Vorweg möchte ich einige Gedanken zum bedingungslosen Grundeinkommen formulieren. Frau Bohn hat es schon erwähnt, wir hatten eine gemeinsame Sitzung mit Herr Professor Straubhaar. Einige Punkte, die dort genannt worden sind, waren für mich sehr beunruhigend. Ich möchte diese noch einmal erläutern. Zum einen ist es die totale Entbindung des Staates von der sozialen Verantwortung, weil die deutsche Sozialordnung vom Versorgungsbeziehungsweise Wohlfahrtsstaat nach skandinavischem Vorbild wegfallen würde. Zum anderen würde zwischen Bedürftigen und nicht Bedürftigen nicht mehr unterschieden werden. Alle ohne Ausnahme bekämen beispielsweise monatlich 1.000 € Grundeinkommen und müssten damit selbst Vorsorge für die Kranken-, Arbeitslosen- und Rentenversicherung leisten. Meine Damen und Herren, das gleicht aus meiner Sicht einer Zerschlagung des Sozialstaates, zumindest seiner Gefährdung.

(Beifall CDU und SPD)

Die Gewerkschaften lehnen das BGE ab, weil sie befürchten, dass Arbeitgeber von sozialer Verantwortung, die sie gegenüber Arbeitnehmerinnen und Arbeitnehmern haben, entbunden werden.

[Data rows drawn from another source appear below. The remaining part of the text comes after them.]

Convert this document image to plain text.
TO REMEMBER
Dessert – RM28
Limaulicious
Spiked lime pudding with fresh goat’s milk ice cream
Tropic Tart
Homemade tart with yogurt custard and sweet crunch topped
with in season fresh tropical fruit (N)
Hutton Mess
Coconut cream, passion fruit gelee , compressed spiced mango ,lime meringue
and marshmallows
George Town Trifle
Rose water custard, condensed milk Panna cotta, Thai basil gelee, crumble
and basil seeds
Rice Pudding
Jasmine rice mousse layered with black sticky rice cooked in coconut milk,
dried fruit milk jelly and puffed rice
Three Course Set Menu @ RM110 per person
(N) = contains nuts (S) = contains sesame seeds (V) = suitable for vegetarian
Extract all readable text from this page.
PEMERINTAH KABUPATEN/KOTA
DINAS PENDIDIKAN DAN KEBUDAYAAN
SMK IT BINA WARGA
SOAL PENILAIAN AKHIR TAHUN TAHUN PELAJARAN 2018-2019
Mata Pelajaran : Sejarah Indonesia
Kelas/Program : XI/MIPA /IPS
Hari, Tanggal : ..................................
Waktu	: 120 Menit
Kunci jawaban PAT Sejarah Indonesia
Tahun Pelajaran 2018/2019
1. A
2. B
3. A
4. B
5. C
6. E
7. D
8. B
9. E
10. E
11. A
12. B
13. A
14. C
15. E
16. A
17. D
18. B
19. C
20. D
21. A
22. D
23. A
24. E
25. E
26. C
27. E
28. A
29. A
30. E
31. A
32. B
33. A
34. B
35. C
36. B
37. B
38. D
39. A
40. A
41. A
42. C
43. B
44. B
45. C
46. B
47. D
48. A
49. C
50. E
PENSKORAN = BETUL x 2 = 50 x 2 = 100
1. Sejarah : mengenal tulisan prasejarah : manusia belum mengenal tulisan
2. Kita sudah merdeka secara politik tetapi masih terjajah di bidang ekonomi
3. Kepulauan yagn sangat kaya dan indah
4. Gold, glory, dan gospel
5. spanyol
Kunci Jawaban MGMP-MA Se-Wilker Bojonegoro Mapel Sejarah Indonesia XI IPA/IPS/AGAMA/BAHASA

Das Konzept des bedingungslosen Grundeinkommens schadet - ein weiterer Kritikpunkt - vor allem den Löhnen und Gehältern. Jeglicher Verdienst hätte den Charakter eines Dazuverdienens. Das muss man beachten. Professor Straubhaar prognostiziert dadurch einen Einkommensverlust von anfangs zirka 30 %. Nachher pendelt sich das bei einer Vollzeitbeschäftigung bei ungefähr 20 % ein. Befürchtet werden muss auch, dass das Bedingungslose Grundeinkommen als eine „Stilllegungsprämie“ angesehen werden kann. Wir müssen auch bedenken,

(Wolfgang Baasch)

welche Anreize es hinsichtlich der Migration hat. Auch darüber müssen wir nachdenken.

Besonders beunruhigend finde ich aber auch die Tatsache, dass die Entscheidung für das Bedingungslose Grundeinkommen irreversibel ist. Wenn man das einmal gemacht hat, kommt man da nicht mehr heraus. Das muss man sich genau überlegen. So sagt es jedenfalls Professor Straubhaar. Aus unserer Sicht können wir das so nicht wollen!

(Beifall Dr. Ralf Stegner [SPD])

Hier wird meines Erachtens Armut manifestiert, zementiert und überhaupt nicht verringert. Denn was von beispielsweise 1.000 € für einen Menschen bleibt, der ohnehin ein geringes Einkommen hat, wäre nicht mehr als Grundsicherungsniveau.

Ich möchte noch einen weiteren Punkt anführen. Das BGE setzt eine massive Eigenverantwortung voraus. Damit sind einige jetzt schon überfordert. Ich weiß nicht, ob das ein frontaler Weg in die Armut wäre.

Frau Kollegin, denken Sie bitte an die Redezeit!

Ja. - Sie sehen, meine Damen und Herren, wir haben uns schon jetzt viele Gedanken gemacht. Wir freuen uns auf die Arbeit im Zukunftslabor. Wir werden das alles engagiert miteinander und mit Fachleuten diskutieren. Darauf freuen wir uns. Danke.